Schon sehr früh sind Sie vom SC Lahr zum SC Freiburg gewechselt. In der U13 entschieden Sie jedoch zwischenzeitlich, zu ihrem Heimatverein zurückzukehren. Wie kam es dazu?
Die angesprochene Fahrerei hat mir damals ein wenig den Spaß am Fußball genommen. Ich habe mich dann entschieden, ab der U13 wieder für den SC Lahr zu spielen, weil ich wieder mit meinen Kumpels zusammen kicken wollte. Der Kontakt zum SC Freiburg ist jedoch nie verloren gegangen. Chefscout Christoph Wetzel-Veilandics hat mich dann in einem persönlichen Gespräch davon überzeugt, es nochmal ab der U15 zu versuchen. Offensichtlich war es die richtige Entscheidung (schmunzelt).
"Gibt einige Parallelen zwischen Stamm und Streich"
Der SC hat eine so hohe Durchlässigkeit wie kaum ein anderer Bundesliga-Klub. Worin liegt aus Ihrer Sicht das Erfolgsgeheimnis der Nachwuchsarbeit im Breisgau?
In der Fußballschule wird darauf geachtet, dass man sehr früh sehr technisch trainiert. Im Spiel hilft einem das ungemein, wenn man genau weiß, wie ein Ball gespielt werden muss. Zudem wird sehr viel Wert auf Bodenständigkeit und ein familiäres Umfeld gelegt. In beiden Teams ist kein Spieler neidisch auf den anderen, auch wenn er mal nicht spielt. Es hilft uns auch sehr, dass die zweite Mannschaft denselben Fußball spielt wie die Profis. Wenn man dann hochgezogen wird, dann fällt einem alles leichter. Schließlich kennt man ja die ganzen Abläufe. Die 3. Liga bietet für Talente zudem die besten Entwicklungsmöglichkeiten, denn über Spiele für die U23 kann man auch ohne Einsatz im Rhythmus bleiben.
Nicht wenige spekulieren, dass U23-Coach Thomas Stamm irgendwann einmal die Nachfolge von Christian Streich übernimmt. Sehen Sie Parallelen zwischen beiden Trainern?

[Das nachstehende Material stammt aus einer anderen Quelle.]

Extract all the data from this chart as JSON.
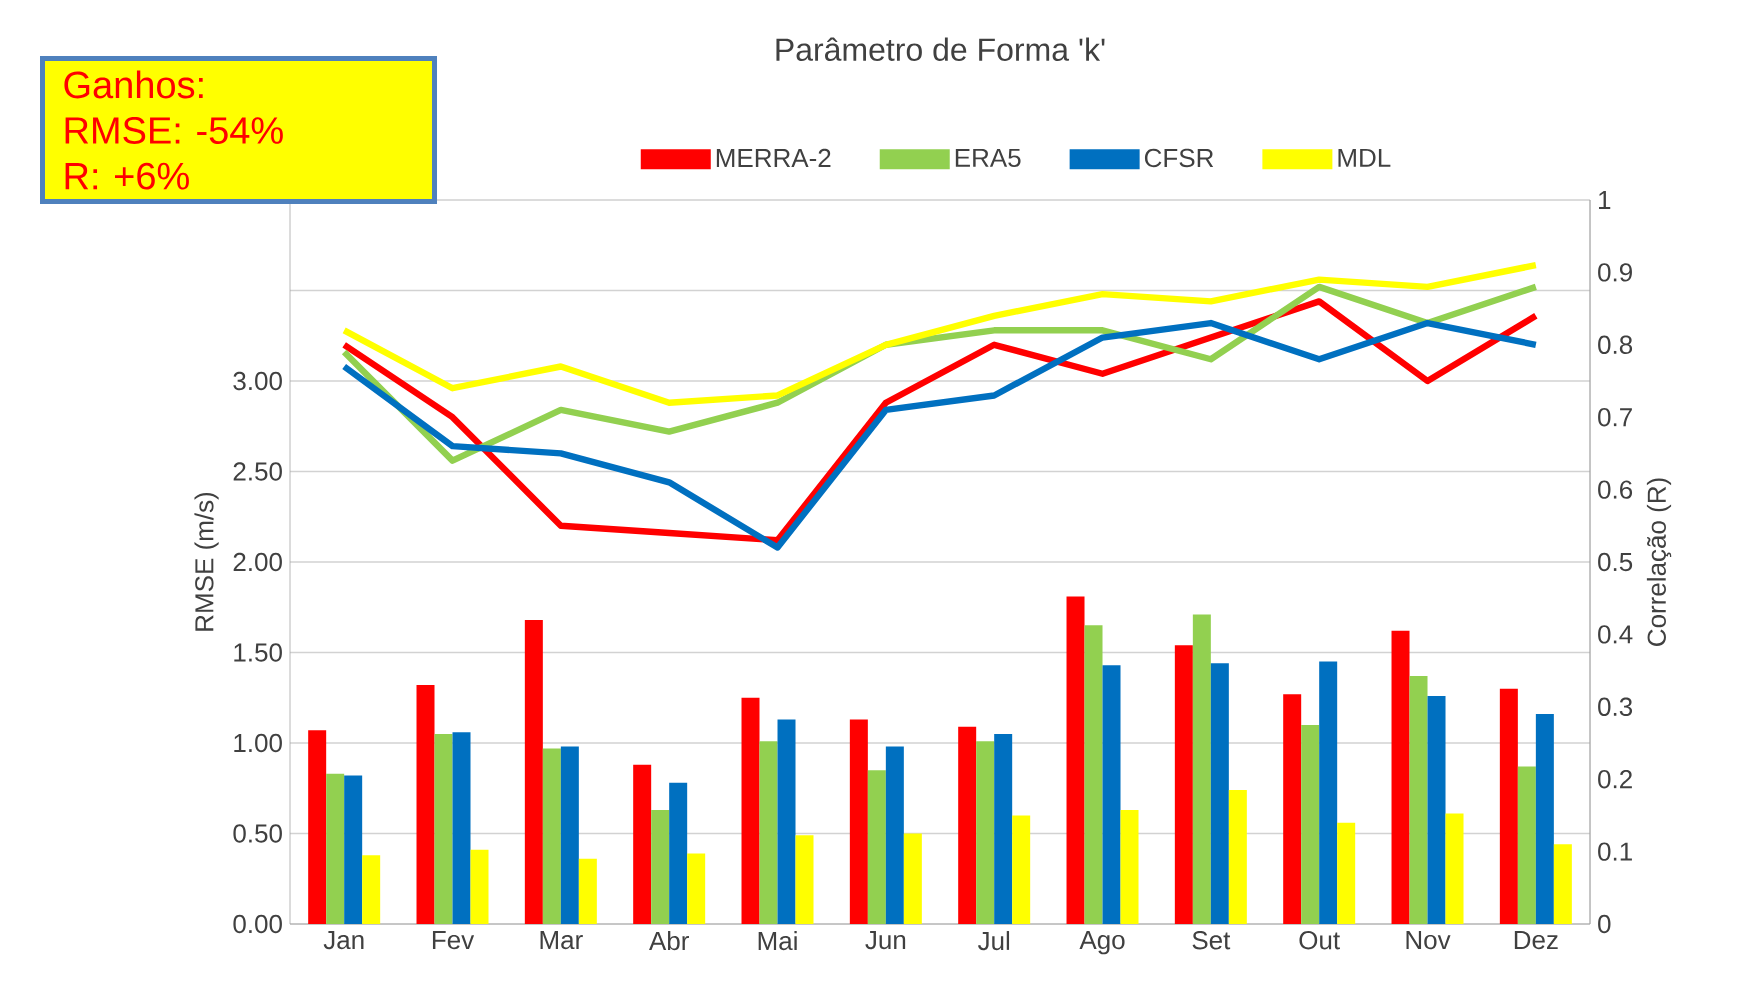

Es gibt in der Tat einige Parallelen zwischen Thomas Stamm und Christian Streich. Beide legen sehr viel Wert auf kurze Pässe und arbeiten darauf auch aktiv in den Einheiten hin. Wir integrieren viele Ballbesitzübungen ins Training. Zudem spielen wir sehr oft Rondo. Dadurch entwickelst du automatisch ein gutes Ballgefühl und bist irgendwann automatisch in der Lage, Drucksituationen gut zu lösen. Mir persönlich hilft das sehr, weil ich am Ball noch viel ruhiger werden muss. Eine weitere Gemeinsamkeit ist, dass beide sehr detailliert vorgehen. Nach jedem Spiel findet eine gemeinsame Analyse im Meetingraum statt.
Zu welchen SC-Spielern haben Sie den engsten Kontakt?
Grundsätzlich verstehe ich mich mit allen gut. Am engsten ist der Kontakt aber mit den jüngeren Spielern, wie zum Beispiel Noah Weißhaupt oder Noah Atubolu. Wenn ich demnächst zur U20-Nationalmannschaft fahre, werde ich mir wahrscheinlich ein Zimmer mit meinem SC-Teamkollegen Kenneth Schmidt teilen. Vor seinem Wechsel zum BVB habe ich mich auch mit Nico Schlotterbeck oft unterhalten.
Was haben Sie sich persönlich für die Zukunft vorgenommen?
Langfristig möchte ich mich auf jeden Fall im Profikader durchsetzen. Sollte mir das nicht gelingen, könnte ich mir auch eine Ausleihe zu einem Zweit- oder Erstligisten vorstellen.